1. Removing the leaves [4,5,3] would result in this tree:

          1
         / 
        2

2. Now removing the leaf [2] would result in this tree:

3. Now removing the leaf [1] would result in the empty tree:

[]

/**
* Definition for a binary tree node.
* struct TreeNode {
* int val;
* TreeNode *left;
* TreeNode *right;
* TreeNode(int x) : val(x), left(NULL), right(NULL) {}
* };
*/
class Solution {
public:
vector<vector<int>> findLeaves(TreeNode* root) {
vector<vector<int>> ans;

while (root != NULL) {
ans.push_back(helper(root));
}
return ans;
}

vector<int> helper(TreeNode*& root) {
vector<int> ans;
if (root == NULL) {
return ans;
}

queue<pair<TreeNode *, TreeNode *>> q;
q.push({root, NULL});
while (!q.empty()) {
pair<TreeNode *, TreeNode *> node = q.front(); q.pop();
if (node.first -> left == NULL && node.first -> right == NULL) {
ans.push_back(node.first->val);
if (node.second != NULL) {
if (node.second -> left == node.first) {
node.second -> left = NULL;
} else if (node.second -> right == node.first) {
node.second -> right = NULL;
}
} else {
root = NULL;
}
} else {
if (node.first -> left != NULL) {
q.push({node.first -> left, node.first});
}
if (node.first -> right != NULL) {
q.push({node.first -> right, node.first});
}
}
}
return ans;
}
};

698. Partition to K Equal Sum Subsets

Medium

Given an array of integers nums and a positive integer k, find whether it's possible to divide this array into k non-empty subsets whose sums are all equal.

Example 1:

Input: nums = [4, 3, 2, 3, 5, 2, 1], k = 4
Output: True
Explanation: It's possible to divide it into 4 subsets (5), (1, 4), (2,3), (2,3) with equal sums.

Note:

1 <= k <= len(nums) <= 16.
0 < nums[i] < 10000.

class Solution {
public:
bool canPartitionKSubsets(vector<int>& nums, int k) {
int sum = 0;
for (auto num : nums) {
sum += num;
}
if (sum % k != 0) {
return false;
}
vector<bool> visited(nums.size(), false);
return helper(nums, k, sum/k, 0, 0, visited);
}

bool helper(vector<int>& nums, int k, int target, int start, int curSum,
vector<bool>& visited) {
if (k == 1) {
return true;
}
if (curSum > target) {
return false;
}
if (target == curSum) {
return helper(nums, k - 1, target, 0, 0, visited);
}

for (int i = start; i < nums.size(); i++) {
if (visited[i]) {
continue;
}
visited[i] = true;
if (helper(nums, k, target, i + 1, curSum + nums[i], visited)) {
return true;
}
visited[i] = false;
}
return false;
}
};

Time complexity: O(n!)
space: o(n)

Saturday, March 28, 2020

256. Paint House

There are a row of n houses, each house can be painted with one of the three colors: red, blue or green. The cost of painting each house with a certain color is different. You have to paint all the houses such that no two adjacent houses have the same color.

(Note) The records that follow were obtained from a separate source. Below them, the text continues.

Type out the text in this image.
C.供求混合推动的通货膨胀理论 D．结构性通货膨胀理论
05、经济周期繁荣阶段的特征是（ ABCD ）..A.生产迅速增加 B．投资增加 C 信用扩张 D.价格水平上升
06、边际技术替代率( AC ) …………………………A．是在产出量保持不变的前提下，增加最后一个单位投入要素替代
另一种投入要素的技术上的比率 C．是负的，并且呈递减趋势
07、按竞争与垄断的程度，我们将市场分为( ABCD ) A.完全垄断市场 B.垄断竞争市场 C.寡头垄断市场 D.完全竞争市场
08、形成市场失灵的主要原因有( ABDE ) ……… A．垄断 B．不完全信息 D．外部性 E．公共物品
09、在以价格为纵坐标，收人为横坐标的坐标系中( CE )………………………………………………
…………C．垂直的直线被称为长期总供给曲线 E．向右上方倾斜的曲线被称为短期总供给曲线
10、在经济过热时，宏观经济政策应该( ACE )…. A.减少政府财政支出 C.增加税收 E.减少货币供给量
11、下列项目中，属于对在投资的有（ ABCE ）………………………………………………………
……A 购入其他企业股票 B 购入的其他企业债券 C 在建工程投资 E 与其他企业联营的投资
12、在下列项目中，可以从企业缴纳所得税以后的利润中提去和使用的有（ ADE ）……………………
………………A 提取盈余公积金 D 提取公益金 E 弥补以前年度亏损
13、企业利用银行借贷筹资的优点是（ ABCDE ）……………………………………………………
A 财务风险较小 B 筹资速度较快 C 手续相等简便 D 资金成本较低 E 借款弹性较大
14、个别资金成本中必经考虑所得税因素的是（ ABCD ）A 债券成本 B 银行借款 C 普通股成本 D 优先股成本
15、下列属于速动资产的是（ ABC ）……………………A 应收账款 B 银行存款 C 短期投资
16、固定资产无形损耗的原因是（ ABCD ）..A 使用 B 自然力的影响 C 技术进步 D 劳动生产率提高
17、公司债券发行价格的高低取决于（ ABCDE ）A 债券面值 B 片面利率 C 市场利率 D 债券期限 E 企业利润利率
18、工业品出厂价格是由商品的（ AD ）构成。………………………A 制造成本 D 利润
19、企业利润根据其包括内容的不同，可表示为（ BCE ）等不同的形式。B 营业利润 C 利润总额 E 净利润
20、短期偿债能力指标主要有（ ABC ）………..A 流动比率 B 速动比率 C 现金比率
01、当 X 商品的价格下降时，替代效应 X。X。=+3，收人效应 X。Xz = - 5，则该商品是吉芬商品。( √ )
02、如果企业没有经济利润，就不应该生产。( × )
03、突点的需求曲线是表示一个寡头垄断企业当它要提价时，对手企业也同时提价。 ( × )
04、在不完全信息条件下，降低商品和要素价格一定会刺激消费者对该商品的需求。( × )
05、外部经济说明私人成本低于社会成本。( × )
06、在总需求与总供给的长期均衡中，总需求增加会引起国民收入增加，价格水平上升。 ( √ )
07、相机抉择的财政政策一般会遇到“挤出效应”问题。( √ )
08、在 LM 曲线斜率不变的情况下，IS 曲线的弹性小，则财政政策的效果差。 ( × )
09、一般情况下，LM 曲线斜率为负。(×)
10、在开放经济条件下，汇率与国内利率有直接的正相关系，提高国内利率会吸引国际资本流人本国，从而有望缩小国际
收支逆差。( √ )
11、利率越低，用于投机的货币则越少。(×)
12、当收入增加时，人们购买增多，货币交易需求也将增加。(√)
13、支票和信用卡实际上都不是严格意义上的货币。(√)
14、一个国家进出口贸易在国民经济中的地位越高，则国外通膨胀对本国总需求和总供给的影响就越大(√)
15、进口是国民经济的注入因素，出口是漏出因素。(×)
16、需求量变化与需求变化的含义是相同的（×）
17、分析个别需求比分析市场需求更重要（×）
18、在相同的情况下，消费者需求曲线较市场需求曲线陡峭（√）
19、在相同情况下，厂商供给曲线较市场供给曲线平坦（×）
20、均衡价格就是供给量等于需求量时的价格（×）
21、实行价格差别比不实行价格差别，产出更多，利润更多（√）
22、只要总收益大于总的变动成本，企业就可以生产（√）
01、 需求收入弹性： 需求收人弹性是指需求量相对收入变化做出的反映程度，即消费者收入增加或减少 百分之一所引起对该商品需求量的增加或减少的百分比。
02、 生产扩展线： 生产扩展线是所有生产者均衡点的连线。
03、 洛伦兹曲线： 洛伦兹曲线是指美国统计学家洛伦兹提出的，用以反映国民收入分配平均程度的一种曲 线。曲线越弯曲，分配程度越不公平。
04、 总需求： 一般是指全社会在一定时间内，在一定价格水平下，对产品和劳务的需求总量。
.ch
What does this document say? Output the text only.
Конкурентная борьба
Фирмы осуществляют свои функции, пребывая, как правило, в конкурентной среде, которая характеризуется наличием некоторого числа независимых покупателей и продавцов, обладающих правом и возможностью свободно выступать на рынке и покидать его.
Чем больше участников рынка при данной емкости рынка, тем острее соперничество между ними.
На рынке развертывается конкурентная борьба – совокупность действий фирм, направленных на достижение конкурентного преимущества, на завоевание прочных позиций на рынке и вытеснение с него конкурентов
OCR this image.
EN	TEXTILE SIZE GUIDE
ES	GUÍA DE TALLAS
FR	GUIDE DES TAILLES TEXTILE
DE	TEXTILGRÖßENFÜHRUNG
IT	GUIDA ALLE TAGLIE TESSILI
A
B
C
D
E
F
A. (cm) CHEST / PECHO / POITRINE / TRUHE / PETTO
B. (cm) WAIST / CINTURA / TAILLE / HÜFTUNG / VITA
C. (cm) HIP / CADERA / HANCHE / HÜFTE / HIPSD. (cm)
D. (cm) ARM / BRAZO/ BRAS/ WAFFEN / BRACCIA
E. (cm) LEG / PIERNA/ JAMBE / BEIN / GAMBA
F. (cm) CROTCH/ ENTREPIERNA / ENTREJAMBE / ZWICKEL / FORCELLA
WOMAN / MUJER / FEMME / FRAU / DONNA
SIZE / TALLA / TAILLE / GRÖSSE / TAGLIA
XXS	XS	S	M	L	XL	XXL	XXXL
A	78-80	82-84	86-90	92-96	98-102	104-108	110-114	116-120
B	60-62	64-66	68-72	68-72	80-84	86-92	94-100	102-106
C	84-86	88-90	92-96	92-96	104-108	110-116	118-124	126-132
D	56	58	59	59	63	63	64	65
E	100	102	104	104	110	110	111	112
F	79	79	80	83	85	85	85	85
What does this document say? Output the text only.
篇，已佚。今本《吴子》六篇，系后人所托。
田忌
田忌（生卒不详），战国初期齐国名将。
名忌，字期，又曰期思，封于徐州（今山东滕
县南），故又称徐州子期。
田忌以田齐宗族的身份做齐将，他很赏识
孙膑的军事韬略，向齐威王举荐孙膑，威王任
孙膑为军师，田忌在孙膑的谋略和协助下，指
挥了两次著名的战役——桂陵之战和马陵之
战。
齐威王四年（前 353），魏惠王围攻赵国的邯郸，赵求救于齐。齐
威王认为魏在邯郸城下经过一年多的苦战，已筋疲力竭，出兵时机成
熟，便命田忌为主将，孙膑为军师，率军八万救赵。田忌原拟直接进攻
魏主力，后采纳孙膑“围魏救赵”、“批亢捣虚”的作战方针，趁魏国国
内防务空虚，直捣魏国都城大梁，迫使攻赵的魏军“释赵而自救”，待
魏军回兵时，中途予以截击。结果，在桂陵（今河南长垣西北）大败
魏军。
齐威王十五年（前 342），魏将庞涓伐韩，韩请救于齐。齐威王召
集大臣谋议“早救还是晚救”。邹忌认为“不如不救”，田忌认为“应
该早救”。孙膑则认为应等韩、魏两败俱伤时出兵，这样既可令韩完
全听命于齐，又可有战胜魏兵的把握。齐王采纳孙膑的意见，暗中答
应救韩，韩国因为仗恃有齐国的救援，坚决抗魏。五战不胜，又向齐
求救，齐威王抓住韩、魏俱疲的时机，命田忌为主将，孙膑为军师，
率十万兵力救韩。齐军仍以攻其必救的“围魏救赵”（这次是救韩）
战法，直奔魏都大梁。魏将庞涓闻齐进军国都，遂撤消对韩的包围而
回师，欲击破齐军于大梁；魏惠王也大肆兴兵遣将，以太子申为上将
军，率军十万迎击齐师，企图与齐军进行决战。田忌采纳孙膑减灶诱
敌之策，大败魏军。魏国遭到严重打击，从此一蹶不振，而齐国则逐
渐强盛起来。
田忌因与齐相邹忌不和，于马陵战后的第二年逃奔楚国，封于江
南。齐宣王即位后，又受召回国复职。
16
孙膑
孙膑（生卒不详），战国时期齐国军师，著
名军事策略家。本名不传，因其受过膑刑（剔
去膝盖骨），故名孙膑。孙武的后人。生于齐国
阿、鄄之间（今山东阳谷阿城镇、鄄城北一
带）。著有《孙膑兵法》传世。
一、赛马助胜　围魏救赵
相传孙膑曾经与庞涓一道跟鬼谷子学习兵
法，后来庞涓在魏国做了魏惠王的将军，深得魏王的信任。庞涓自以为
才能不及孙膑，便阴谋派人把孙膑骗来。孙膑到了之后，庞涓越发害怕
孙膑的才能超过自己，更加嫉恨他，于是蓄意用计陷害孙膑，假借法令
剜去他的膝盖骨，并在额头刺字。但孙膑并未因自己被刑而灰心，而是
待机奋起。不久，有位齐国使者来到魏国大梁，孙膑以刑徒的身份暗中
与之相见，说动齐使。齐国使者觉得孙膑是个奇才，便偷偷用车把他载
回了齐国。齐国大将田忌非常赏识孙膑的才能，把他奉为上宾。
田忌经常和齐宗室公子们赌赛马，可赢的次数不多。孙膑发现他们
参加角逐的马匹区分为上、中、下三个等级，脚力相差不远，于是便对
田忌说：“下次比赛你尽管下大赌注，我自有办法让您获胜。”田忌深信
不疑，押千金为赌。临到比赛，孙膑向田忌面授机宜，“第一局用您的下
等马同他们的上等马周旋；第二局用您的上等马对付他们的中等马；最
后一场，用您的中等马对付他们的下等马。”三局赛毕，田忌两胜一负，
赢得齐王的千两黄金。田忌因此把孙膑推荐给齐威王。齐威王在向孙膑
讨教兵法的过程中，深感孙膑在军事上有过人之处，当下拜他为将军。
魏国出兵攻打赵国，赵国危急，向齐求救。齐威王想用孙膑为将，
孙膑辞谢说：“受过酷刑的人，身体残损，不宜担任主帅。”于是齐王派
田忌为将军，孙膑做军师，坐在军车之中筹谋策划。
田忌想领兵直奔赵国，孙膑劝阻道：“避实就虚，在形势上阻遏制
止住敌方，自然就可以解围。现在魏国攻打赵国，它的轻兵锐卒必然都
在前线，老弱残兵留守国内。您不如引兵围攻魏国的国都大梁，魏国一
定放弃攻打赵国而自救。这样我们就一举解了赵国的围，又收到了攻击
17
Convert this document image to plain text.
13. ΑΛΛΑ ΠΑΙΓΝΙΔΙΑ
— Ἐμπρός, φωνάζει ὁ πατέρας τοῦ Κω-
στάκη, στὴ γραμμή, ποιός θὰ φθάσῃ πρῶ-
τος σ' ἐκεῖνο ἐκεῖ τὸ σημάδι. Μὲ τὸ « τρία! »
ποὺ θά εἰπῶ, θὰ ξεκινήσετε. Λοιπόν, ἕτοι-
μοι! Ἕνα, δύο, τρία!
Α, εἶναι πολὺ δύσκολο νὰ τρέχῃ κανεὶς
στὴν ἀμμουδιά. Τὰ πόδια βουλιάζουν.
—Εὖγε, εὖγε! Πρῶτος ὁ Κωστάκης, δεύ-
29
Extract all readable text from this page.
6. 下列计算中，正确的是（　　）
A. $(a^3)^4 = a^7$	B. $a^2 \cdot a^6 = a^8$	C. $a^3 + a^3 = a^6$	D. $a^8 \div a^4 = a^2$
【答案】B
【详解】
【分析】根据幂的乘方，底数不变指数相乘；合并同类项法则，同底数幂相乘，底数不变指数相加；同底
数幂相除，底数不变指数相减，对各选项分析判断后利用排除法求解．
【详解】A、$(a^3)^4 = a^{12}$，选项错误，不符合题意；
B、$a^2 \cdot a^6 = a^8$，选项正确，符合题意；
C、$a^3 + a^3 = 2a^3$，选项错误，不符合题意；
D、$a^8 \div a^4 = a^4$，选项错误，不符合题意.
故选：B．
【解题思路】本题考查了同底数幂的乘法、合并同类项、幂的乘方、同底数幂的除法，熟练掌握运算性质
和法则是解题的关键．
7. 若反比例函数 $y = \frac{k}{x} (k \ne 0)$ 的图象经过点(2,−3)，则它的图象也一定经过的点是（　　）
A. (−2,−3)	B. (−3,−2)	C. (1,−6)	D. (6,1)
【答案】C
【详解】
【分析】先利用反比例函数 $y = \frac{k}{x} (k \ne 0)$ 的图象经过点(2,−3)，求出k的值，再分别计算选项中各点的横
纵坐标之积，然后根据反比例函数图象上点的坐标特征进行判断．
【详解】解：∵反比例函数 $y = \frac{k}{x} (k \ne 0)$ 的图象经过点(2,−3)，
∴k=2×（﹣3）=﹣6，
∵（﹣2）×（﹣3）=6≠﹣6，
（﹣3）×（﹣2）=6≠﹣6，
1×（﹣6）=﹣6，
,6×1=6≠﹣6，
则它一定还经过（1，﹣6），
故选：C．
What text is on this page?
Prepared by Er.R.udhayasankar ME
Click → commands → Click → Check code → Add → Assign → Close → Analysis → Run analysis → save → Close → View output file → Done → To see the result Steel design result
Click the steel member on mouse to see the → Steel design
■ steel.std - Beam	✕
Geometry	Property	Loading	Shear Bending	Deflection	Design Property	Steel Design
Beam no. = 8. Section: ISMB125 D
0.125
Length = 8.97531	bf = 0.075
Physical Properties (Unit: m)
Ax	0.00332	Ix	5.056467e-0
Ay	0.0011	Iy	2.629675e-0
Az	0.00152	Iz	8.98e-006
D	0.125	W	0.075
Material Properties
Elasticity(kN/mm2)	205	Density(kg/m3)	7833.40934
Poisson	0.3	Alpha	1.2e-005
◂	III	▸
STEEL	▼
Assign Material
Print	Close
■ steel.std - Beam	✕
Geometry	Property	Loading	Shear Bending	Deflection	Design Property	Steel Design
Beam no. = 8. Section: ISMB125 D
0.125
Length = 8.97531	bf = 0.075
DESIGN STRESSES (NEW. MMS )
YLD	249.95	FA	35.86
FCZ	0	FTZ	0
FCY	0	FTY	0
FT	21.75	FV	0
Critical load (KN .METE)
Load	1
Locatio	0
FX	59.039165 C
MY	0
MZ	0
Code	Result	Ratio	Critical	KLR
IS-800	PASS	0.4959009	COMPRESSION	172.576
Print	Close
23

The cost of painting each house with a certain color is represented by a n x 3 cost matrix. For example, costs[0][0] is the cost of painting house 0 with color red; costs[1][2] is the cost of painting house 1 with color green, and so on... Find the minimum cost to paint all houses.

Note:
All costs are positive integers.

Example:

Input: [[17,2,17],[16,16,5],[14,3,19]]
Output: 10
Explanation: Paint house 0 into blue, paint house 1 into green, paint house 2 into blue. 
             Minimum cost: 2 + 5 + 3 = 10.

class Solution {

public:

int minCost(vector<vector<int>>& costs) {

if (costs.size() == 0) {

return 0;

}

int size = costs[0].size();

vector<int> helper = costs[0];

for (int i = 1; i < costs.size(); i++) {

vector<int> tmp(size, 0);

tmp[0] = costs[i][0] + min(helper[1], helper[2]);

tmp[1] = costs[i][1] + min(helper[0], helper[2]);

tmp[2] = costs[i][2] + min(helper[1], helper[0]);

helper = tmp;

tmp.clear();

}

int ans = INT_MAX;

for (auto num : helper) {

ans = min(ans, num);

}

return ans;

}

int minCost(vector<vector<int>>& costs) {

if (costs.size() == 0) {

return 0;

}

int size = costs[0].size();

for (int i = 1; i < costs.size(); i++) {

vector<int> tmp(size, 0);

costs[i][0] = costs[i][0] + min(costs[i-1][1], costs[i-1][2]);

costs[i][1] = costs[i][1] + min(costs[i-1][0], costs[i-1][2]);

costs[i][2] = costs[i][2] + min(costs[i-1][1], costs[i-1][0]);

}

int ans = INT_MAX;

for (auto num : costs[costs.size() - 1]) {

ans = min(ans, num);

}

return ans;

}

};

class Solution {
public:
 int minCost(vector<vector<int>>& costs) {
  if(costs.empty()) return 0;
  int red=costs[0][0];
  int blue=costs[0][1];
  int green=costs[0][2];
  for(int i=1;i<costs.size();i++){
   int t_red=red;
   int t_blue=blue;
   int t_green=green;
   red=min(t_blue,t_green)+costs[i][0];
   blue=min(t_red,t_green)+costs[i][1];
   green=min(t_red,t_blue)+costs[i][2];

  }
  return min(green,min(red,blue));   
 }
};

716. Max Stack

Design a max stack that supports push, pop, top, peekMax and popMax.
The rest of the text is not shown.